Hi,about tattoos,never heard anything about Crohns and having tattoos,I do know my friend has loads of them and she has Crohns.
Sheesy,I was the opposite to you,Remicade failed and I was put on Humira.Fingers crossed it will work for you.If you have any questions about Remicade just ask-someone will answer it for you.

The_Conductor

I wouldn't worry about tattoos at all (other than the usual precautions- using a reputable parlour that has cleaned art needles and is certified). I've never heard of tattoos being an issue for Crohn's sufferers previously.

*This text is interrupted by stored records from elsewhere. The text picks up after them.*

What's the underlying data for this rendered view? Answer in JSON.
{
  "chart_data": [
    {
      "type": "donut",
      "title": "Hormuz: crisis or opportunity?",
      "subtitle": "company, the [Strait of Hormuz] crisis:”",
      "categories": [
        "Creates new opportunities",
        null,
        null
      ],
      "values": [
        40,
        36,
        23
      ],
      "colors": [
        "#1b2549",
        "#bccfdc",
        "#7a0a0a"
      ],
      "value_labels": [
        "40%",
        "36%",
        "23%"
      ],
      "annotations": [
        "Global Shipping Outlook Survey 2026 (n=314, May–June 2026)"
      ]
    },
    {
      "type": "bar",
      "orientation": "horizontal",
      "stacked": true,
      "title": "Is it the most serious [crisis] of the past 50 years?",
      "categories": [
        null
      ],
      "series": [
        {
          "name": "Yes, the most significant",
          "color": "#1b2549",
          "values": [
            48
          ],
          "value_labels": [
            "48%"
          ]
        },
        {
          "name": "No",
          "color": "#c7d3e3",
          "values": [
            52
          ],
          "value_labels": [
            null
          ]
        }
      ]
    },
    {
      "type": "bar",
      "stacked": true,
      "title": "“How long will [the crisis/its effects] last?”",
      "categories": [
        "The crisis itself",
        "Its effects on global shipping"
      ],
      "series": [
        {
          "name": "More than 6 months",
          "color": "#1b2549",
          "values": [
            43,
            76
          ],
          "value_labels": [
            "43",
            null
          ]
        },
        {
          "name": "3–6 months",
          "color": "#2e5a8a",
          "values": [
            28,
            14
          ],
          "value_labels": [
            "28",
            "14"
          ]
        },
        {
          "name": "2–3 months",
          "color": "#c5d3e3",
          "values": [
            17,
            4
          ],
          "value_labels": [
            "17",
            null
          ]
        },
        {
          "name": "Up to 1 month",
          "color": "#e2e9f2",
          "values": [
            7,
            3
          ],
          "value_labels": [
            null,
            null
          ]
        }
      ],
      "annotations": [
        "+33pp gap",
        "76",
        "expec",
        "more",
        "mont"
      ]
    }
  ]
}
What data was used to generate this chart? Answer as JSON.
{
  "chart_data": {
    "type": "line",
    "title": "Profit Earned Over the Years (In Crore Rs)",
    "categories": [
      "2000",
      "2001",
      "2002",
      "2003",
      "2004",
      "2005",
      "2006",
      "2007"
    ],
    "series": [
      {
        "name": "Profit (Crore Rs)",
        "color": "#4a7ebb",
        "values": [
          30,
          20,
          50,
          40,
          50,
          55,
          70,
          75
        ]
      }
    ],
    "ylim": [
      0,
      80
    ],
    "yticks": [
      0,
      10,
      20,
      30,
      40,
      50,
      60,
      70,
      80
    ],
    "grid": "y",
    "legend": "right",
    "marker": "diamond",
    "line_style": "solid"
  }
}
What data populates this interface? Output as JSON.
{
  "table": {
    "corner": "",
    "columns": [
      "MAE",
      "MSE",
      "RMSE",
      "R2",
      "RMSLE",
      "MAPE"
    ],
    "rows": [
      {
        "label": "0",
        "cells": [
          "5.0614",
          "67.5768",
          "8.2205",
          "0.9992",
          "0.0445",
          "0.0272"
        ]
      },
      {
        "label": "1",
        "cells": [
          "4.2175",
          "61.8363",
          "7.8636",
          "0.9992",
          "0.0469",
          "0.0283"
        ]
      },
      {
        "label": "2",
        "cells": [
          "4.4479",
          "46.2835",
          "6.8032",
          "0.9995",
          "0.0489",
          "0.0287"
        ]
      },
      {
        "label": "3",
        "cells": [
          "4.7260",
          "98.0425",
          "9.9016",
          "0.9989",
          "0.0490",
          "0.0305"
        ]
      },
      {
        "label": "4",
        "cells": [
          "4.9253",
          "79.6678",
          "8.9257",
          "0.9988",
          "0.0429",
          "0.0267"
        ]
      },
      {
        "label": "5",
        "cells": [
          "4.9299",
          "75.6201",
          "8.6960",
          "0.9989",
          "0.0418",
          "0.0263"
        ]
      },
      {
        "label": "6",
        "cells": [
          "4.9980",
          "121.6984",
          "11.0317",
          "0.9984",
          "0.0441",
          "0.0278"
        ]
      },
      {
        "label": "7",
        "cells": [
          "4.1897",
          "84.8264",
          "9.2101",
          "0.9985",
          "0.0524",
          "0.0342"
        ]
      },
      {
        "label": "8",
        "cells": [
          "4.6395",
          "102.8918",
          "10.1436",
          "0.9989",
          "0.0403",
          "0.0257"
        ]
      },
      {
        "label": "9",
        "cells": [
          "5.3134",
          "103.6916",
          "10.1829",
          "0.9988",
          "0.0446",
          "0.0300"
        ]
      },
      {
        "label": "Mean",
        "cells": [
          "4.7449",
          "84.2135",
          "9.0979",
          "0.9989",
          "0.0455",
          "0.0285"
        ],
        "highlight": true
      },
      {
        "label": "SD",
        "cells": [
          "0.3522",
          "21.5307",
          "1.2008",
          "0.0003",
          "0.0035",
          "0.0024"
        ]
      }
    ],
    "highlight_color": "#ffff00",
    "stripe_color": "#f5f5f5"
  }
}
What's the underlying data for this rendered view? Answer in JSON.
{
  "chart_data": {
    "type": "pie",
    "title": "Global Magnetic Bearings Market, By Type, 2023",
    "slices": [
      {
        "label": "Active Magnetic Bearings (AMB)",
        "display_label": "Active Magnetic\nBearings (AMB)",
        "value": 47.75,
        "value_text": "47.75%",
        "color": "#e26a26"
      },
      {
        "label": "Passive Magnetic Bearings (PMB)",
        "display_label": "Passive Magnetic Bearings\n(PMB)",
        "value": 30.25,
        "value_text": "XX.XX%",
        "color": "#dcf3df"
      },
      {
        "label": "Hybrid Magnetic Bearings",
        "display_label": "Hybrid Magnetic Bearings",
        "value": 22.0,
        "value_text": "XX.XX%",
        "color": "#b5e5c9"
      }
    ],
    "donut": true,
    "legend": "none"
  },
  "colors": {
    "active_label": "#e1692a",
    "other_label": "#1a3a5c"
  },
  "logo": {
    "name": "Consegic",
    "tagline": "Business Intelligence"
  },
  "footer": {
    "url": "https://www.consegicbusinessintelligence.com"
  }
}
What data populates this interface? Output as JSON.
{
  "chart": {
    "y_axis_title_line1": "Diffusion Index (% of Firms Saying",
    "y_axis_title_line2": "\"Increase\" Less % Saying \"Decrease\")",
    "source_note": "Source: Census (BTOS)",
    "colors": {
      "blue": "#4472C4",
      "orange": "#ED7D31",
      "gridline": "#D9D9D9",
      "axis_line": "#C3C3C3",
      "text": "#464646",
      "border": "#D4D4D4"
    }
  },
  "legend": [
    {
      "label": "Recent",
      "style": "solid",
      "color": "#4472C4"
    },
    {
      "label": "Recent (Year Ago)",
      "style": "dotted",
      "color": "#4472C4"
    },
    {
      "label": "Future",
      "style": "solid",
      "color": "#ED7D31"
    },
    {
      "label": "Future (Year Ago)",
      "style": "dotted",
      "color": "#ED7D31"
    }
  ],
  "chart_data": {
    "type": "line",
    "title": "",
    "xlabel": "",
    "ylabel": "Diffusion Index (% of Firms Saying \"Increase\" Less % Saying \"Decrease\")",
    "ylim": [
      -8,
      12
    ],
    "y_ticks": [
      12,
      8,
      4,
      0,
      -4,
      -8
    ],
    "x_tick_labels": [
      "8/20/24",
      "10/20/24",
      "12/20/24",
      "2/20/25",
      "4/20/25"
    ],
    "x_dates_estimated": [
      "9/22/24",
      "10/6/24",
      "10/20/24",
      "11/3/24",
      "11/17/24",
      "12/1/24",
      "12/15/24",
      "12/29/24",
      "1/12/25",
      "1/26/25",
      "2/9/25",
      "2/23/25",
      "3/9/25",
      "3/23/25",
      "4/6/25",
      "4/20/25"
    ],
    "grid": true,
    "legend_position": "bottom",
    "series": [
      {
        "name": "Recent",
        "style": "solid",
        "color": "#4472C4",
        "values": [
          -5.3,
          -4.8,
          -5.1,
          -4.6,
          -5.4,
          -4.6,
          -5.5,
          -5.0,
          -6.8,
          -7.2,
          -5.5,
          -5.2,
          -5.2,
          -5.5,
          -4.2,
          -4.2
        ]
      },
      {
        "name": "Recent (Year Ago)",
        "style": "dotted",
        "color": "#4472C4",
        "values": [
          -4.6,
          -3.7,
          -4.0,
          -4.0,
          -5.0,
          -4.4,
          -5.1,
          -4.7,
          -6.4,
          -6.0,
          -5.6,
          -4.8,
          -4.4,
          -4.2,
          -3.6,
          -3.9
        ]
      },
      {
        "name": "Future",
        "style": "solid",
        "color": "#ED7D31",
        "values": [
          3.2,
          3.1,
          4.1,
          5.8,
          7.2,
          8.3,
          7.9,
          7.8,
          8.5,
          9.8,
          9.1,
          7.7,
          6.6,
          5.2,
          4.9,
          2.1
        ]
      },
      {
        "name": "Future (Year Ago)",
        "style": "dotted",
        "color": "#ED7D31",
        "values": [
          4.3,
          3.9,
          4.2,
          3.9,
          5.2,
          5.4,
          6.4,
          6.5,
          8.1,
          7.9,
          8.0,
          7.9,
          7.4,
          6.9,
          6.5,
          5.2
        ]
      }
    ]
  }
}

Have a 6 month checkup tomorrow- am after developing a worrying surgical hernia- so may need repair work on top of everything else

Hope everyone is keeping well.

Shane

LucyBliss

Best of luck at the check up tomorrow, Shane.

And good thoughts to everyone who is at the mercy of this damn disease at the moment.

bossdon

Ive been on Infliximab for the last year for UC but I am now considering traveling to Australia for a year. Has anyone any experience with getting treatment while abroad. Any advice would be appreciated.

degrassinoel

just signing in,

shattered tired the last few weeks, think its a combo of the humid weather and crohn's, eating the crappy food i have to eat, and the general stress of life getting to me, i just cant seem to shake the tiredness at all.

not on any medication (for crohn's) but i know i cant keep going on like this, its destroying me. sleeping 8 hours just doesnt work anymore, am cranky with everyone, annoyed with myself and bleh.. losing interest in personal hygene even.
maybe its just the summertime blues hitting especially hard this year.
Anyways, good to see the regular posters posting

LucyBliss

degrassinoel, do you think maybe you might be a bit run down? Or need some multivitamins or something? Because I had the same problem for June and most of July. I put it down to the weather and the whole 'coming down' after my grandmother's funeral and just tiredness in general. I couldn't get out of bed some mornings and if I had things to do, I had to chose one, go out and do it, then come home and take a nap. If I had enough energy to walk the dogs, that was a good day.
Turns out I had low B12. I found out after getting a blood test at my outpatients appointment and my GP said to come in and get some injections. I'm glad I did because I have more energy and last week was getting up at 6.30am to walk the dogs to avoid the showers. The dogs, who were used to napping with me until all hours, didn't know what hit them!

So just a thought and I hope you feel better soon.